A jackpot is many tiny treats given to him in a row. Instead of just one treat, a jackpot will be four or five tiny treats in a row. This is to let him know he did a great job.
Helping Your Puppy Generalise the Cue
If you are teaching your puppy to down in front of you, start asking for the down at your side. This will be a new behaviour you are requesting since dogs do not generalise well. When you teach your puppy to down at your side, train the same way you did when asking for the down when he was in front of you. Once he is consistent in front of you and at your side, it is time to introduce new environments, such as a different room, then outside, then from across the room, and so on. Each step takes time. This is a progression toward teaching your puppy that when you give the cue "Down", he learns in many different places and from many different positions that "Down" means you want his body on the floor.

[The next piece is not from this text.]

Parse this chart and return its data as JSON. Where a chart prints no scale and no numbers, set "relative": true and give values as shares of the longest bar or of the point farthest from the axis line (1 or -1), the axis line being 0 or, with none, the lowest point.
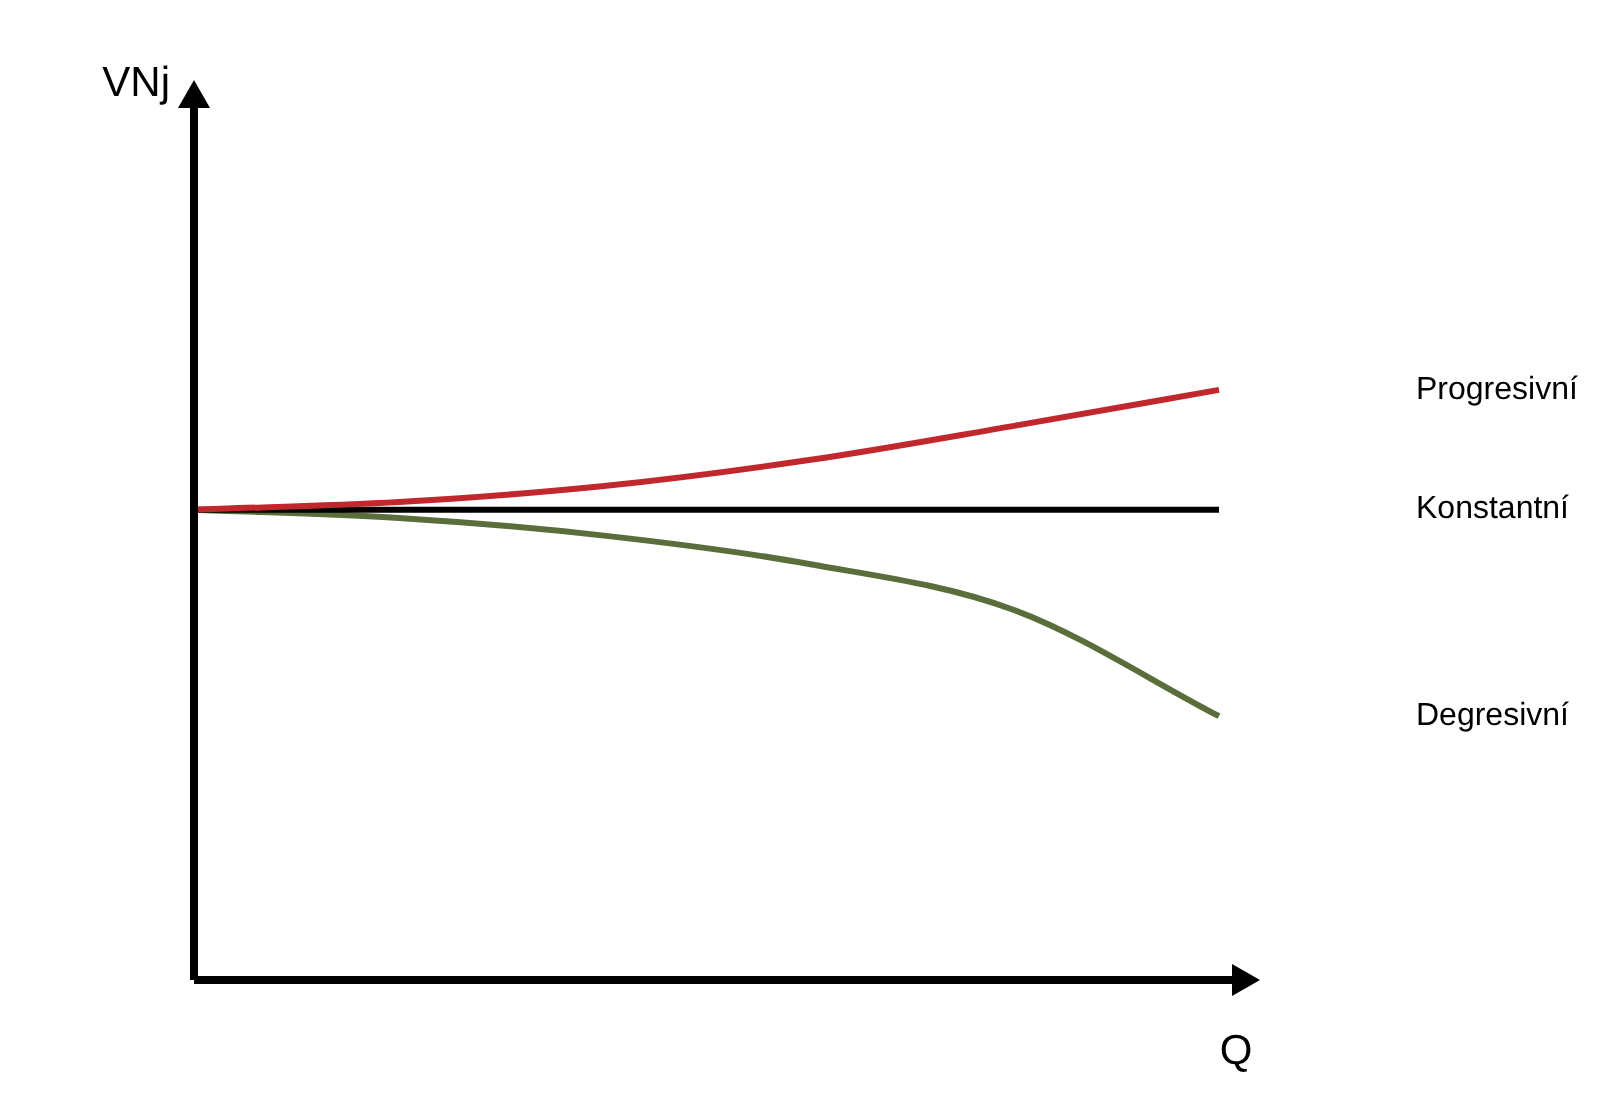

Often, a new puppy parent thinks its puppy is stubborn, hard-headed, or has selective hearing because the puppy will not down when asked for the cue. In many cases, it is because the puppy parent did not teach the puppy the cue in many places or with distractions. Another reason why some puppies do not down on cue is because they were habituated to the cue. This can happen when puppy parents repeated the cue more than once by saying "Down, down, down". This can confuse the puppy and he will get used to hearing "Down" (one time) with no behaviour required of him, which makes the cue ineffective. If you must repeat the cue, take a step to the right or left first, get your puppy's attention, and then repeat the cue - once.
Some puppies resist the above method. You can address this resistance in a couple of ways.
The first option is to begin by sitting on the floor with your puppy between your legs. Bend one leg up and slide your hand under your bent knee with the treat in it. Show your puppy the treat. As your puppy puts his head down toward the treat, bring it under your leg so the only way he can get the treat is to lie down and get under your bent knee. This may be a little difficult, but you should have to use this method only a few times before he is willing to down on cue. Once your puppy is consistently downing from this position, you can then train the behaviour with him next to you on the floor instead of between your legs. From that point, ask for the behaviour while you are kneeling on the floor and then from a standing position. Remember to always mark and reward when he gives you the desired behaviour.
Another way to train this behaviour is to pay attention to your puppy. When he goes to lie down on his own, say the cue "Down", mark the behaviour, and give him a treat to reinforce the down. When you repeat this several times over several days, the puppy will learn the cue down on his own with a little help from you. Remember, once he is downing consistently, move to different rooms and add distractions while perfecting this behaviour. This method of training is about catching your puppy doing what you want, giving it a name (cue), then marking and rewarding to establish the new behaviour.
If you find that your puppy seems to be resisting the down cue, do not push his body down to the floor. There may be a medical reason for this resistance. Instead, contact our practice and set up an appointment. Many puppies that have resisted the down cue were later diagnosed with a physical problem.